21.7 Quoted variable names

In order to support JAGS data files, variables may be double quoted. For instance, the following definition is legal in a dump file.

"y" <- c(1,2,3) \end{Verbatim}

21.8 Line breaks

The line breaks in a dump file are required to be consistent with the way R reads in data. Both of the following declarations are legal.

y <- 2
y <-
3

Also following R, breaking before the assignment arrow are not allowed, so the following is invalid.

y
<- 2 # Syntax Error

Lines may also be broken in the middle of sequences declared using the c(...) notation., as well as between the comma following a sequence definition and the dimensionality declaration. For example, the following declaration of a \(2 \times 2 \times 3\) array is valid.

y <-
structure(c(1,2,3,
4,5,6,7,8,9,10,11,
12), .Dim = c(2,2,
3))

Because there are no decimal points in the values, the resulting dump file may be used for three-dimensional array variables declared as int or real.

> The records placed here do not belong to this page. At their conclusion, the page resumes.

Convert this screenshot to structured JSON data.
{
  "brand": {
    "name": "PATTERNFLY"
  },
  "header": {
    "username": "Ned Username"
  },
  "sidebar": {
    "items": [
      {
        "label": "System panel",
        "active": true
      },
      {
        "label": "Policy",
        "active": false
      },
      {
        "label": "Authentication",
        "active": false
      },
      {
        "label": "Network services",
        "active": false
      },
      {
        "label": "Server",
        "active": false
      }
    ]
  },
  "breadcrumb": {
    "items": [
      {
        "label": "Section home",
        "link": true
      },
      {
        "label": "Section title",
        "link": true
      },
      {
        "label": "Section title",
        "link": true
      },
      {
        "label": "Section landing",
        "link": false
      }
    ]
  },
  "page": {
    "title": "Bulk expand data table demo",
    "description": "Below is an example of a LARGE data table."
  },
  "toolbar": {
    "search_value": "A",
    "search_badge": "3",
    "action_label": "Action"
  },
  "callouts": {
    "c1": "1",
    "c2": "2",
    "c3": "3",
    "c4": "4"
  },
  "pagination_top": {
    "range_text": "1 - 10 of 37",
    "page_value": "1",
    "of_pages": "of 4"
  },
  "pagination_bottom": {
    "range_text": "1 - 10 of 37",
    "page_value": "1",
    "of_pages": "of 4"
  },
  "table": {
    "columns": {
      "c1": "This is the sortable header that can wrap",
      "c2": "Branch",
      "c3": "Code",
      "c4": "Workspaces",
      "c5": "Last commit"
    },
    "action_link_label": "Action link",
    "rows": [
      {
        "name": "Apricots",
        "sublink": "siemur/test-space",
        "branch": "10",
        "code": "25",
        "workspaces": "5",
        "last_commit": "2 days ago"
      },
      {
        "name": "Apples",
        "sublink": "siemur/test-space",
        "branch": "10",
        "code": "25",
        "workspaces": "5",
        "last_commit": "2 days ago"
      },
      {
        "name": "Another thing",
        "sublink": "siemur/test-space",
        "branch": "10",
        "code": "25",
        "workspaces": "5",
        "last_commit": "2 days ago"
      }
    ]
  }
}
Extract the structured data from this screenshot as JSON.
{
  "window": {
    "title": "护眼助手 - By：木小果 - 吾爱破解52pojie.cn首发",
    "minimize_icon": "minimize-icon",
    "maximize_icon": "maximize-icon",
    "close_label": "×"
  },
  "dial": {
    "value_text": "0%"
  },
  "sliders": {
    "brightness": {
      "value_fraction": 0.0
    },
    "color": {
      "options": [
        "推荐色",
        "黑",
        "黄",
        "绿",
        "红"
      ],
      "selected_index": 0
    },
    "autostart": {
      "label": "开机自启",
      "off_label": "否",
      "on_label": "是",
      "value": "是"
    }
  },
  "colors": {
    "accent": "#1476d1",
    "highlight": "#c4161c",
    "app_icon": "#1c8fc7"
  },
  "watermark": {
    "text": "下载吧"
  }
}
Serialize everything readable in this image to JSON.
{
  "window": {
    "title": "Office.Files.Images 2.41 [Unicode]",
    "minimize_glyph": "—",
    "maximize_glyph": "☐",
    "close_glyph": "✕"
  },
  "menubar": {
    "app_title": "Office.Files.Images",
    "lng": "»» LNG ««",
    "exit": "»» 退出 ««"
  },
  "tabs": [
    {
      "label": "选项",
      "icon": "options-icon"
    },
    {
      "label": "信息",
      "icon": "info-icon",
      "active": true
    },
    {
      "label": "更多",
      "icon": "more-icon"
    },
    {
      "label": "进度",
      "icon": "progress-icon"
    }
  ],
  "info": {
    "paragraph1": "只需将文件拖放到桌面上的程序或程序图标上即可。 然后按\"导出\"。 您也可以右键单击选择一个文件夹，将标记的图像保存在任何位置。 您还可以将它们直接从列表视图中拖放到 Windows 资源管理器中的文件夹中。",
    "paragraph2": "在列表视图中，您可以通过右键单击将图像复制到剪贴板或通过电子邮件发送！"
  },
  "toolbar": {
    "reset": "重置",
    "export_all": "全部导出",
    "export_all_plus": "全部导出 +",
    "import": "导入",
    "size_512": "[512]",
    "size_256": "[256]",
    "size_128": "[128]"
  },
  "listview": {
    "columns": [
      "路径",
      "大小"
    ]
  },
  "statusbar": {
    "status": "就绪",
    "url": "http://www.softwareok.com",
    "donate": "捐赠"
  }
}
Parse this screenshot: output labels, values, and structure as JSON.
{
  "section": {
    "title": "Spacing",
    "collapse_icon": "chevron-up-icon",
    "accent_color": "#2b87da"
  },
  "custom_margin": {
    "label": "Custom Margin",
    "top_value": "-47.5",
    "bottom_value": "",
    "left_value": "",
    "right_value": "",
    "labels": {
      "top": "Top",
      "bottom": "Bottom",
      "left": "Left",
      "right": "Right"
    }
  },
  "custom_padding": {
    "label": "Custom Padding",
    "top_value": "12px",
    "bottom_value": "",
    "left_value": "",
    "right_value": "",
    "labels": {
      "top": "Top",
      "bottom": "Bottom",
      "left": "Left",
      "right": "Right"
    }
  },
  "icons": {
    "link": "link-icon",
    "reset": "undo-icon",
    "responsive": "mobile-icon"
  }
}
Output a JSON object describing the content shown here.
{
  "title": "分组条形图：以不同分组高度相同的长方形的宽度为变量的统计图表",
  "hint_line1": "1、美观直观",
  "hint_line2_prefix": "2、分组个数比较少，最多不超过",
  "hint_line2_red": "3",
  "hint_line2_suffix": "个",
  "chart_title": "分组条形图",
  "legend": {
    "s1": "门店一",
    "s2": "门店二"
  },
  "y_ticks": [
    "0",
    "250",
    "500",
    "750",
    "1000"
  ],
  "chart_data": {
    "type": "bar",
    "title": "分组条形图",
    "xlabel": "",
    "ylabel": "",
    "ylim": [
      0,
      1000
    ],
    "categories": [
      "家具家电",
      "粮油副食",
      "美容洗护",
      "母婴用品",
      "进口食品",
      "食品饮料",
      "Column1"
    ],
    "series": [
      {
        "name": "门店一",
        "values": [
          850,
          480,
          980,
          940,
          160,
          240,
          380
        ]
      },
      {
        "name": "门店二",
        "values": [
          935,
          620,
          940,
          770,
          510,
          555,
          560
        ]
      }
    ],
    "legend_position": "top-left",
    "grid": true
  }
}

21.9 BNF grammar for dump data

A more precise definition of the dump data format is provided by the following (mildly templated) Backus-Naur form grammar.

definition ::= name <- value optional_semicolon

name ::= char*     | ''' char* '''     | '"' char* '"'

value ::= value<int> | value<double>

value<T> ::= T       | seq<T>       | zero_array<T>       |
'structure' '(' seq<T> ',' ".Dim" '=' seq<int> ')'       | 'structure'
'(' zero_array<T> ',' ".Dim" '=' seq<int> ')'

seq<int> ::= int ':' int       | cseq<int>

zero_array<int> ::= "integer" '(' <non-negative int>? ')'

zero_array<real> ::= "double" '(' <non-negative int>? ')'

seq<real> ::= cseq<real>

cseq<T> ::= 'c' '(' vseq<T> ')'

vseq<T> ::= T      | T ',' vseq<T>

The template parameters T will be set to either int or real. Because Stan allows promotion of integer values to real values, an integer sequence specification in the dump data format may be assigned to either an integer- or real-based variable in Stan.